During instantiation, any :class:~lamindb.Feature
records are saved.
curator = ln.curators.CellxGeneAnnDataCatManager(adata, schema_version="5.1.0")
validated = curator.validate()
✗ missing required obs columns 'development_stage', 'disease', 'donor_id', 'self_reported_ethnicity', 'suspension_type', 'tissue_type'
→ consider initializing a Curate object with `defaults=cxg.CellxGeneAnnDataCatManager.cxg_categoricals_defaults` to automatically add these columns with default values
Let’s fix the “donor_id” column name:
adata.obs.rename(columns={"donor": "donor_id"}, inplace=True)
For the missing columns, we can pass default values suggested from CELLxGENE which will automatically add them to the AnnData object:
ln.curators.CellxGeneAnnDataCatManager.cxg_categoricals_defaults
Note
CELLxGENE requires columns tissue
, organism
, and assay
to have existing values from the ontologies.
Therefore, these columns need to be added and populated manually.
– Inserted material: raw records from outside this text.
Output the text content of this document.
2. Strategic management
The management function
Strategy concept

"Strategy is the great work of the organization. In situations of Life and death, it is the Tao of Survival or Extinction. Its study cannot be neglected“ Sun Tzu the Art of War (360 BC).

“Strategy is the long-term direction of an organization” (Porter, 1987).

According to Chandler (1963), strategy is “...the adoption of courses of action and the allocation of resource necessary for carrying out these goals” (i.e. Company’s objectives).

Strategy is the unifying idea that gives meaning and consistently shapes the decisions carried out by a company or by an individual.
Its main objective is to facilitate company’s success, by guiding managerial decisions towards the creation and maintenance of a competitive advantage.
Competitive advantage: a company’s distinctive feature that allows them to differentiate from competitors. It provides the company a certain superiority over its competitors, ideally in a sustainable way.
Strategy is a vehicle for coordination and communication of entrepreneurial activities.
curator = ln.curators.CellxGeneAnnDataCatManager(
adata,
defaults=ln.curators.CellxGeneAnnDataCatManager.cxg_categoricals_defaults,
schema_version="5.1.0",
)
validated = curator.validate()
validated
Remove unvalidated values¶
We remove all unvalidated genes. These genes may exist in a different release of ensembl but are not valid for the ensembl version of cellxgene schema 5.0.0 (ensembl release 110).
curator.non_validated
adata = adata[:, ~adata.var.index.isin(curator.non_validated["var_index"])].copy()
if adata.raw is not None:
raw_data = adata.raw.to_adata()
raw_data = raw_data[
:, ~raw_data.var_names.isin(curator.non_validated["var_index"])
].copy()
adata.raw = raw_data
curator = ln.curators.CellxGeneAnnDataCatManager(adata, schema_version="5.1.0")
✗ Could not find source: ExperimentalFactor
→ consider running `bionty.core.sync_public_sources()`
✗ Could not find source: CellType
→ consider running `bionty.core.sync_public_sources()`
✗ Could not find source: DevelopmentalStage
→ consider running `bionty.core.sync_public_sources()`
✗ Could not find source: Disease
→ consider running `bionty.core.sync_public_sources()`
✗ Could not find source: Phenotype
→ consider running `bionty.core.sync_public_sources()`
✗ Could not find source: Tissue
→ consider running `bionty.core.sync_public_sources()`
✗ Could not find source: Gene
→ consider running `bionty.core.sync_public_sources()`
Register new metadata labels¶
Following the suggestions above to register genes and labels that aren’t present in the current instance:
(Note that our instance is rather empty. Once you filled up the registries, registering new labels won’t be frequently needed)
An error is shown for the tissue label “lungg”, which is a typo, should be “lung”. Let’s fix it:
tissues = curator.lookup(public=True).tissue
tissues.lung
adata.obs["tissue"] = adata.obs["tissue"].cat.rename_categories(
{"lungg": tissues.lung.name}
)
Let’s validate the object again:
validated = curator.validate()
validated
adata.obs.head()
Save artifact¶
artifact = curator.save_artifact(
key=f"my_datasets/dataset-curated-against-cxg-{curator.schema_version}.h5ad"
)
artifact.describe()
Return an input h5ad file for cellxgene-schema¶
title = "Cross-tissue immune cell analysis reveals tissue-specific features in humans (for test demo only)"
adata_cxg = curator.to_cellxgene_anndata(is_primary_data=True, title=title)
adata_cxg
adata_cxg.write_h5ad("anndata_human_immune_cells_cxg.h5ad")
!MPLBACKEND=agg uvx cellxgene-schema validate anndata_human_immune_cells_cxg.h5ad || exit 1
Note
The Curate class is designed to validate all metadata for adherence to ontologies. It does not reimplement all rules of the cellxgene schema and we therefore recommend running the cellxgene-schema if full adherence beyond metadata is a necessity.